I got follwing messages on to console when usb stick is attached.
usb 1-1: new high speed USB device using ehci_hcd and address 2
usb 1-1: Product: DataTraveler G2
usb 1-1: Manufacturer: Kingston
usb 1-1: SerialNumber: 0019E06B07F7A961877C02A9
usb 1-1: configuration #1 chosen from 1 choice
scsi0 : SCSI emulation for USB Mass Storage devices
scsi 0:0:0:0: Direct-Access Kingston DataTraveler G2 1.00 PQ: 0 ANSI: 2
SCSI device sda: 7818240 512-byte hdwr sectors (4003 MB)
sda: Write Protect is off
sda: assuming drive cache: write through
SCSI device sda: 7818240 512-byte hdwr sectors (4003 MB)
sda: Write Protect is off
sda: assuming drive cache: write through sda:sda1
sd 0:0:0:0: Attached scsi removable disk sda
sd 0:0:0:0: Attached scsi generic sg0 type 0
You could create an udev rule which executes a command when it is inserted. Basically you create a file containing a set of rules for matching, and the path to a program/script to run. It'll look something like this:
KERNEL=="sd?1", ATTRS{serial}=="0019E06B07F7A961877C02A9", RUN+="/path/to/script arg1 arg2 ... argN"

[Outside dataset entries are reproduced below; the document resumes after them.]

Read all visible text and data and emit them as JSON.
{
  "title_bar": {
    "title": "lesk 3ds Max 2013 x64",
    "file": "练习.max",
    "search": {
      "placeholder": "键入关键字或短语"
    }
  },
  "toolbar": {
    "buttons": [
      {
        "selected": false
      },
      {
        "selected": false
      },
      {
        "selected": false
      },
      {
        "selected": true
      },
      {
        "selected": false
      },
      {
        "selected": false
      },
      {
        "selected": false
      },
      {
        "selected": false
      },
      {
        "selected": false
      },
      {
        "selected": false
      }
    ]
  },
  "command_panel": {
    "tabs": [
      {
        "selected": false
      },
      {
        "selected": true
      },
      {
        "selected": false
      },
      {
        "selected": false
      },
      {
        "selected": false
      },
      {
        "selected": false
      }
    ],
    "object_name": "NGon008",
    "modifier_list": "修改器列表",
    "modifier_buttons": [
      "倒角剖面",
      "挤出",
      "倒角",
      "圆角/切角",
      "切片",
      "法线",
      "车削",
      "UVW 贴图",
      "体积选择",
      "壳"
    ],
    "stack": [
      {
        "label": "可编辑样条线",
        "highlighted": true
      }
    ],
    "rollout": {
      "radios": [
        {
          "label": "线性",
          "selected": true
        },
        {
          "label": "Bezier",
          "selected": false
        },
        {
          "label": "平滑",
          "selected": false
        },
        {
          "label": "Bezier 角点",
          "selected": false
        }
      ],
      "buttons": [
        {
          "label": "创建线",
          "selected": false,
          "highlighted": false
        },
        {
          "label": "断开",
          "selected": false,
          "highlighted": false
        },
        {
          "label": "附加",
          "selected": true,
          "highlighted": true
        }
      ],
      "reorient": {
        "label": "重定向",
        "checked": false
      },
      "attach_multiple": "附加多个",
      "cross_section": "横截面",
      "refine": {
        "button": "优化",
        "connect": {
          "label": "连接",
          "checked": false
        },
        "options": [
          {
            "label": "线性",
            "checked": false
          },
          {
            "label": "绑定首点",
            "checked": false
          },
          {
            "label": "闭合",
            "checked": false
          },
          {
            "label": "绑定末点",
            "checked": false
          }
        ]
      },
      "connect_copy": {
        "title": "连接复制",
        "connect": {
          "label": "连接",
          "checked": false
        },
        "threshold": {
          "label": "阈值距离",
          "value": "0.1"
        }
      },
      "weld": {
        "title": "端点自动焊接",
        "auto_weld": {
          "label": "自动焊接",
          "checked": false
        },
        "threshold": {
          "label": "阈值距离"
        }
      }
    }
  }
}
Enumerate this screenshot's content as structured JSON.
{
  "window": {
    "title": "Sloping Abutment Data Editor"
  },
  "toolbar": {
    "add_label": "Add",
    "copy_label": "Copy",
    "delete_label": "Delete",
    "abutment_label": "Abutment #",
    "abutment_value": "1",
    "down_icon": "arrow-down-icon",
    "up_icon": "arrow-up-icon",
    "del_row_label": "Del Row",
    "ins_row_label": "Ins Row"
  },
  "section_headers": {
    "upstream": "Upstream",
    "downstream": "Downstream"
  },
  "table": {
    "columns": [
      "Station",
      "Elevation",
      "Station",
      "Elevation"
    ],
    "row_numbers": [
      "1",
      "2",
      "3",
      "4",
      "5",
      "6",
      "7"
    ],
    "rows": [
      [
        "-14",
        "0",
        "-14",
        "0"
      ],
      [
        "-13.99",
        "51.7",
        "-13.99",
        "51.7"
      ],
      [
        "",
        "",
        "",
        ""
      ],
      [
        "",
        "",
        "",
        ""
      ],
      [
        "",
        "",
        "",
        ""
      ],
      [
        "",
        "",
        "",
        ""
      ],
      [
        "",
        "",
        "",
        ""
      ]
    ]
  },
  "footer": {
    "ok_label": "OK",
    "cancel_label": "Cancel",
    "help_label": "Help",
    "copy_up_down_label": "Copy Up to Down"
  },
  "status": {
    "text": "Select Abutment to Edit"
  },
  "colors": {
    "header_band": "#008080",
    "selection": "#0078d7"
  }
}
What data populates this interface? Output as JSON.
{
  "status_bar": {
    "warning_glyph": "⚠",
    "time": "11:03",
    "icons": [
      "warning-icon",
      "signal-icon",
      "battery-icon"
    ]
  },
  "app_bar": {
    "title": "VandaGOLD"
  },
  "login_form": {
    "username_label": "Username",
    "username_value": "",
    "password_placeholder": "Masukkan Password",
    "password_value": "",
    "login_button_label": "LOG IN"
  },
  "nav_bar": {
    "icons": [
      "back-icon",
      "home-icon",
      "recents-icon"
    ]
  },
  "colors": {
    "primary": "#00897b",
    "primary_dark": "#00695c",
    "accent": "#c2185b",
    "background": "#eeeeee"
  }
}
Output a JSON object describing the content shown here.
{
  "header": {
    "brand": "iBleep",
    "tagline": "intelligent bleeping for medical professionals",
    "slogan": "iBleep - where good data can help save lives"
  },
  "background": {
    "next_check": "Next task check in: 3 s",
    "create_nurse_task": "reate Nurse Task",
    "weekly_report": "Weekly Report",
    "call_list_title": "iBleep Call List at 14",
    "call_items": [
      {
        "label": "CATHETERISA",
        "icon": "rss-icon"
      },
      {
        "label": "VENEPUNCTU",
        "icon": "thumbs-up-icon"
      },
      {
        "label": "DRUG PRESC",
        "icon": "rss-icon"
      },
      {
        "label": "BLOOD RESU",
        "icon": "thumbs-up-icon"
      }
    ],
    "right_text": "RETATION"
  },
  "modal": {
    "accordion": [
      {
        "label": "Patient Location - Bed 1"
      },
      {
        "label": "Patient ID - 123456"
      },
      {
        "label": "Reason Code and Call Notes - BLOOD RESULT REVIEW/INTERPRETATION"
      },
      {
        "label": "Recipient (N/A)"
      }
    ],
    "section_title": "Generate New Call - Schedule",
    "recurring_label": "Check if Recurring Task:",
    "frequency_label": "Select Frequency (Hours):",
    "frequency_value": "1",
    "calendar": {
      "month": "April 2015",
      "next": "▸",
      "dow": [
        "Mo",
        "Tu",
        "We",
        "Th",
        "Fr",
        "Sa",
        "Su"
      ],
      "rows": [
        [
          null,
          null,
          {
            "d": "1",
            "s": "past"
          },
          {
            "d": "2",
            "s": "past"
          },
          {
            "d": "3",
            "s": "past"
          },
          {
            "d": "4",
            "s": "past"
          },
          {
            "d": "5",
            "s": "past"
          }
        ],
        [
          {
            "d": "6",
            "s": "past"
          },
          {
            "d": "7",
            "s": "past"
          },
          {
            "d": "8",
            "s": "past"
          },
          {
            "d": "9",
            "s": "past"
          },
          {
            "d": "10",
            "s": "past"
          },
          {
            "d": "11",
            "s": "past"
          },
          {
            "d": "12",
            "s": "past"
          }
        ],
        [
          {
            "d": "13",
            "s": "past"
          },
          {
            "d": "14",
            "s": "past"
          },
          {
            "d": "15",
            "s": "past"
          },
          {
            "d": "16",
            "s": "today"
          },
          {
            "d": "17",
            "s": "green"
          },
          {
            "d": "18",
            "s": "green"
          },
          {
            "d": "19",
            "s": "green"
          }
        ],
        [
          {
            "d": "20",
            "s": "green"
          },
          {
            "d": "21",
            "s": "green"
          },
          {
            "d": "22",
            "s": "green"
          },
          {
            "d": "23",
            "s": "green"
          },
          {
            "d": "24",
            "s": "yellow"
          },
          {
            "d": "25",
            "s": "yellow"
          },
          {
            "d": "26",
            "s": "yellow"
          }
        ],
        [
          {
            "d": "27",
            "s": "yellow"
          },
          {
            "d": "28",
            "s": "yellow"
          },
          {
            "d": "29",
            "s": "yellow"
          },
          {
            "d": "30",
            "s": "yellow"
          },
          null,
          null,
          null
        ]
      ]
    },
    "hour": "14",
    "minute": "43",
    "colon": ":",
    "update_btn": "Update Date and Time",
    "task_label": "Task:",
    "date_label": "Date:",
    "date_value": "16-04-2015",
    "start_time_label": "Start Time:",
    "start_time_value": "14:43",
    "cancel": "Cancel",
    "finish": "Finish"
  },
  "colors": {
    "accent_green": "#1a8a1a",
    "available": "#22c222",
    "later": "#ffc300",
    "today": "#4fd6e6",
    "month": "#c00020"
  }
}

This will run /path/to/script with the arguments arg1 to argN when a device node named sd?1 is created, where ? is any character, with the serial number given in your data. You can get a lot of info from the udevinfo program to incorporate in the rule if you need better control over when it should fire. Such as if you want it to fire for all Kingston drives, for instance. Then you'd need to find the vendorID and maybe some more information unique to these drives.